Bilim insanları, betonu 5,6 kat daha güçlü yapmanın yolunu buldu

Araştırmacılar, betonu yüzde 560 oranında, yani 5.6 kat daha güçlü hale getirmenin son derece basit bir yolunu buldu: İçini boşaltmak!

Bilim insanları, radyasyon betonundan 5,6 kat daha güçlü olan içi boş bir beton çeşidi üretmeyi başardı. Yeni ürün, kırılmalara ve çatlaklara karşı daha dayanıklı olmasını sağlayan petek benzeri bir tasarıma sahip; insan uyluk kemiğini (femur) temel alıyor.

Betonun bu dayanıklılığı, aslında içinde bulunan içi boş şekillerden kaynaklanıyor. Malzemenin içindeki boşluklar sayesinde, oluşan çatlaklar ve kırıklar beton bloğun tamamını geçmiyor ve yalnızca ilk boşluğa ulaşana kadar çatlayarak beton bloğunun görevini yapmaya devam etmesini sağlıyor.

Bu tasarım uyluk kemiğinin kortikal kemik olarak adlandırılan dış katmanını temel alıyor. Bu katman, bilim insanlarının “çimento hatları” adını verdiği, çeşitli ara yüzeylerle çevrili, birden fazla tüp benzeri parçadan oluşuyor.

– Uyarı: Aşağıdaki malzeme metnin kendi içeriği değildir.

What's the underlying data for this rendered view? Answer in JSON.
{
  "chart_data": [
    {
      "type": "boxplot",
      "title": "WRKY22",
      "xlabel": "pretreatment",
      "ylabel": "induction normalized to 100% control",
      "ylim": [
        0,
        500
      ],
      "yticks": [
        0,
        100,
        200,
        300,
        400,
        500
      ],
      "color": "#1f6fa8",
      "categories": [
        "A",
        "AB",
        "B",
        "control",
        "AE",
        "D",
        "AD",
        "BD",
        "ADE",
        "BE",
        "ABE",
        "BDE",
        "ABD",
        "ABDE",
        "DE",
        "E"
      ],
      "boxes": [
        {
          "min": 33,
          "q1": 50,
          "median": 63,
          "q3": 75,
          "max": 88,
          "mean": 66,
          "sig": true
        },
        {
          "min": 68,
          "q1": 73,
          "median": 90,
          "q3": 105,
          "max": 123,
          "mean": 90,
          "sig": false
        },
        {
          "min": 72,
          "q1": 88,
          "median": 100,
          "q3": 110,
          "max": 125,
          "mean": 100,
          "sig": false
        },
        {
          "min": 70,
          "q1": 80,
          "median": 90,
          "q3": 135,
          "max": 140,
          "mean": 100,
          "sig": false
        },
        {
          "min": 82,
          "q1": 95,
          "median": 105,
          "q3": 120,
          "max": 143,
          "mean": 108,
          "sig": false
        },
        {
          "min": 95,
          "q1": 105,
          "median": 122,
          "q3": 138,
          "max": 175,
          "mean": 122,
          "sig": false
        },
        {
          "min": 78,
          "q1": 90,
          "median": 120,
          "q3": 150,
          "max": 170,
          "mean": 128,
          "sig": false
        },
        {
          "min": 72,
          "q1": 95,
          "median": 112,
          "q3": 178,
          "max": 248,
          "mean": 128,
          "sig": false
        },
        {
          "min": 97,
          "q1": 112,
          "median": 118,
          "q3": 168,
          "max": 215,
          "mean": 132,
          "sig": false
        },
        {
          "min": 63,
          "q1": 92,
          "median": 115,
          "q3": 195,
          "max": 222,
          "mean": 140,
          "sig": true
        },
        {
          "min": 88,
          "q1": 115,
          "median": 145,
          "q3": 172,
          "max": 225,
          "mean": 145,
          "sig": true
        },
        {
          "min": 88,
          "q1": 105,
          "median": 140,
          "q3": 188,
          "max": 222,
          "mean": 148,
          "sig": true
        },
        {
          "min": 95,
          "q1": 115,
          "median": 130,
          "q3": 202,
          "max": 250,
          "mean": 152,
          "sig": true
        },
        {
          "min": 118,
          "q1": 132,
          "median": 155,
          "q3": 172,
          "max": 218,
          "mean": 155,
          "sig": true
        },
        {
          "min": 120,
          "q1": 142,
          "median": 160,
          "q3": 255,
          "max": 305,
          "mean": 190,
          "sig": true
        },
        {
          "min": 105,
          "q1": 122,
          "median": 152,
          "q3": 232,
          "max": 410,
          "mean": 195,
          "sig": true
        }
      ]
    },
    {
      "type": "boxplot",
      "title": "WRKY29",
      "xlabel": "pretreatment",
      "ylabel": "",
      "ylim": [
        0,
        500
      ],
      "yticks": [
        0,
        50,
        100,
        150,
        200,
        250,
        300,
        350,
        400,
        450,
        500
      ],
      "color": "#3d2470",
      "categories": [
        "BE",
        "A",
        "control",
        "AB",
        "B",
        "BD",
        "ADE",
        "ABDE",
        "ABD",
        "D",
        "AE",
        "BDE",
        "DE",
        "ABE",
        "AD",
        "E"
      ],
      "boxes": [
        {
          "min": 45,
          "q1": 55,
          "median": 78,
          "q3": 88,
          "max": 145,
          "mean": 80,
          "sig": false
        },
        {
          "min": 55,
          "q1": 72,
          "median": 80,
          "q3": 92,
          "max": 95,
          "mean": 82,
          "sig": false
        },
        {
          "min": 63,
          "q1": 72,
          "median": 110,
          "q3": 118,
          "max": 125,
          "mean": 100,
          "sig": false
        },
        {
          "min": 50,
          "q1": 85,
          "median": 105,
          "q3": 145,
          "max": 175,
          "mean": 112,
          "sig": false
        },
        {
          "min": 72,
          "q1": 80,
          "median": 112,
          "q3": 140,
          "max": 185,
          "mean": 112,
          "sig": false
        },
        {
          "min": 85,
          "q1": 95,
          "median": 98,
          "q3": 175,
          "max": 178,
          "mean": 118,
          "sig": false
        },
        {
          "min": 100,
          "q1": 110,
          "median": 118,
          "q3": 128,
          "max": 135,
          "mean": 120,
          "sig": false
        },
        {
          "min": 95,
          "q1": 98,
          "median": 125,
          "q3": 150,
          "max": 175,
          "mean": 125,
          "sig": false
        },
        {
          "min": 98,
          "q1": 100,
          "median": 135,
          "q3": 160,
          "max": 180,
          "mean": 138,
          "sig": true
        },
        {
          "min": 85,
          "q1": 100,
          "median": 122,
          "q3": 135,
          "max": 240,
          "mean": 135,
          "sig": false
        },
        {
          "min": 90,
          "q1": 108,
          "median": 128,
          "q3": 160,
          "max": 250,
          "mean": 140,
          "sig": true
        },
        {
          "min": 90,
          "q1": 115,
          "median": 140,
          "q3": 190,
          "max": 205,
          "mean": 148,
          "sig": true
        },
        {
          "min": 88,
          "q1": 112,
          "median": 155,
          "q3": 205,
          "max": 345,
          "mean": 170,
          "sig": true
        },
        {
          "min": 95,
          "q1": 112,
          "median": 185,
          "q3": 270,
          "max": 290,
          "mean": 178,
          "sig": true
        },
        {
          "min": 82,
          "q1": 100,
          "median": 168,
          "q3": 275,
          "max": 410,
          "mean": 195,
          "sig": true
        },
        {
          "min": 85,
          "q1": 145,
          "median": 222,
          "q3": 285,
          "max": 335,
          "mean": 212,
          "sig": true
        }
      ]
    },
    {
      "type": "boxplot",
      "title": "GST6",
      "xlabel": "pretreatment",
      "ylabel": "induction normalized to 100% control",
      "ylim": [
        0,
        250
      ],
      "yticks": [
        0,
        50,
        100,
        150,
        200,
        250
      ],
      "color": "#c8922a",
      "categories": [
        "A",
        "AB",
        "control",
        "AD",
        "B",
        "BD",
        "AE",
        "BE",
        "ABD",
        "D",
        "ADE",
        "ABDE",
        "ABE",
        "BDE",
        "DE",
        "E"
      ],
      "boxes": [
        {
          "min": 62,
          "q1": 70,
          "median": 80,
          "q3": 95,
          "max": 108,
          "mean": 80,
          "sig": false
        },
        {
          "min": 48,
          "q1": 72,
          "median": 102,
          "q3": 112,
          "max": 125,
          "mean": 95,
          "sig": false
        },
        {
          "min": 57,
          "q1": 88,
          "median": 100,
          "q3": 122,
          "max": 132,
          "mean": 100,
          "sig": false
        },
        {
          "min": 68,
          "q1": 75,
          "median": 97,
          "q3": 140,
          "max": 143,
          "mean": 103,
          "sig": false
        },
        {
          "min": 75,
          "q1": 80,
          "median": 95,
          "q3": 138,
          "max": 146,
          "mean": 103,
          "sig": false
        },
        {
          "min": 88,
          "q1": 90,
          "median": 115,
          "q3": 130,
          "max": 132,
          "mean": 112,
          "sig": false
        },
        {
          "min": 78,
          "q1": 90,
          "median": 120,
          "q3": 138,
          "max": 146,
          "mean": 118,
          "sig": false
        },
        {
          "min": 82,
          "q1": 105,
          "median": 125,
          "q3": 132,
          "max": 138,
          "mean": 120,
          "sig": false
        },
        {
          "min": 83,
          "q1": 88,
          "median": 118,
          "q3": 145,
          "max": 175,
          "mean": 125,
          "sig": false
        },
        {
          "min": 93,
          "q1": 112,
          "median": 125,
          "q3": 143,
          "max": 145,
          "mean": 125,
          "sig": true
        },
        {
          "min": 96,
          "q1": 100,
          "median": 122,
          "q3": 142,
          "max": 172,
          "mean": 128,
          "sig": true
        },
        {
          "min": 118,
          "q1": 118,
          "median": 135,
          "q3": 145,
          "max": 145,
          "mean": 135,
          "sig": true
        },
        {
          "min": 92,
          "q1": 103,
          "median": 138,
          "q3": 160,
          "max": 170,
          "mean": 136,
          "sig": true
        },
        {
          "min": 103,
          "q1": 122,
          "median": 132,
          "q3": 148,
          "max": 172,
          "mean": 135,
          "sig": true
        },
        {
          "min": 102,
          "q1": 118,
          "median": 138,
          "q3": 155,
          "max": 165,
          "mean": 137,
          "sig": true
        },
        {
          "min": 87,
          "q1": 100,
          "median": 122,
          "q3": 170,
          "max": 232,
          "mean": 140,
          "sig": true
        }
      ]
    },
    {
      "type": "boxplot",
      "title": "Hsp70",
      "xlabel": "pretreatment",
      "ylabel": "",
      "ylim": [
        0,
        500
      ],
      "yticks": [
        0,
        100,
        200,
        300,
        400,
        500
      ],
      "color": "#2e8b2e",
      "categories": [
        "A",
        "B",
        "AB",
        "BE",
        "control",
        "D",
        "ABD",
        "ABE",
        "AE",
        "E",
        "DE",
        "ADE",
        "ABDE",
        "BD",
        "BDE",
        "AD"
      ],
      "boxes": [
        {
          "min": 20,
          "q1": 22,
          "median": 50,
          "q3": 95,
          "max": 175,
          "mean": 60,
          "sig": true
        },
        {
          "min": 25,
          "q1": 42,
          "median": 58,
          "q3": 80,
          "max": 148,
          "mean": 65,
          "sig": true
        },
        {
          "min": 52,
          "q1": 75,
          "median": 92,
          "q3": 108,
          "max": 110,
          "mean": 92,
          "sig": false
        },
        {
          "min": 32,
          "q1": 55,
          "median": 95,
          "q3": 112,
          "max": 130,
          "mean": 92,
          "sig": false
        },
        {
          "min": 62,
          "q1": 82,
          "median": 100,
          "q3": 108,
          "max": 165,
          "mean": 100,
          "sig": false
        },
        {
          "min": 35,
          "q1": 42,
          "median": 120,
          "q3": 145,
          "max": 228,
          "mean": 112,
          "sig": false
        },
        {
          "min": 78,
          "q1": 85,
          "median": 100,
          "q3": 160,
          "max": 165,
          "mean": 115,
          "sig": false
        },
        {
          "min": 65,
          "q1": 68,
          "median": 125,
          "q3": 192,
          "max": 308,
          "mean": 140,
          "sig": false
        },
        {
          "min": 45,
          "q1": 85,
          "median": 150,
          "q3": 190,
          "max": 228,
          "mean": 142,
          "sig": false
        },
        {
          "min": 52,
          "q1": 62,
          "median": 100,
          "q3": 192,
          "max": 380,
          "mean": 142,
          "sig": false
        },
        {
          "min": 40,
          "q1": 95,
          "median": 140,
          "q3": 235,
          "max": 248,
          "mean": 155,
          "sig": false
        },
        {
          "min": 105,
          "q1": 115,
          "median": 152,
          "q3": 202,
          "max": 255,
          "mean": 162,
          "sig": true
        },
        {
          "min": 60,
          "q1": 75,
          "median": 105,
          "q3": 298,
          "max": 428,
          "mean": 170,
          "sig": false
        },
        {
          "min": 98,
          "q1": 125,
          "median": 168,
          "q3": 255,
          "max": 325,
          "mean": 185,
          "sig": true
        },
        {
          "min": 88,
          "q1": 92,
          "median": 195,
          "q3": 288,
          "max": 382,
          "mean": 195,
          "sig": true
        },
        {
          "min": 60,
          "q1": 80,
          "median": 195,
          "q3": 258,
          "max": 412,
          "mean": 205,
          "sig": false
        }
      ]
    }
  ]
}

Bu içi boş alanlar, kemiğe aşırı stres uygulandığında kemiğin çatlaklar için tercih edilen bir yol oluşturmasını sağlıyor.

Bir malzemenin içini boşaltarak daha güçlü hale getirmek en başta garip gelse de, aslında buna benzeyen sistemler özellikle çelik yapı malzemeleri gibi diğer bina parçalarında da kullanılıyor. Hatta, H ve U gibi şekiller çelik yapı elemanlarının çoğunda kullanılıyor ve bu boşluklar, mukavemet kuralları sayesinde aynı miktarda çelik kullanılmasına rağmen çok daha sağlam bileşenler elde edilmesini sağlıyor.

Elbette bu en son betonla beraber araştırmacılar geleneksel sistemlerden bir adım daha ileri giderek çok daha etkili bir sistem geliştirmiş gibi görünüyor. Ayrıca, araştırmacıların ürettikleri bu son türev lifler veya plastikler gibi katkı maddeleri gerektirmiyor ve sadece geometrik boşluklar sayesinde çok daha sağlam ve dayanıklı bir ürün ortaya koyuyor.

Araştırmacılar, bu yeni içi boş betonla mümkün olabilecek şeyleri “daha yeni keşfetmeye başladıklarını” söylüyorlar. Betonun ne kadar güçlü olduğunu görmek için tüplerin yönünü, boyutunu ve hatta şeklini değiştirerek esnekliği artırmanın yolları olabileceğini belirtiyorlar.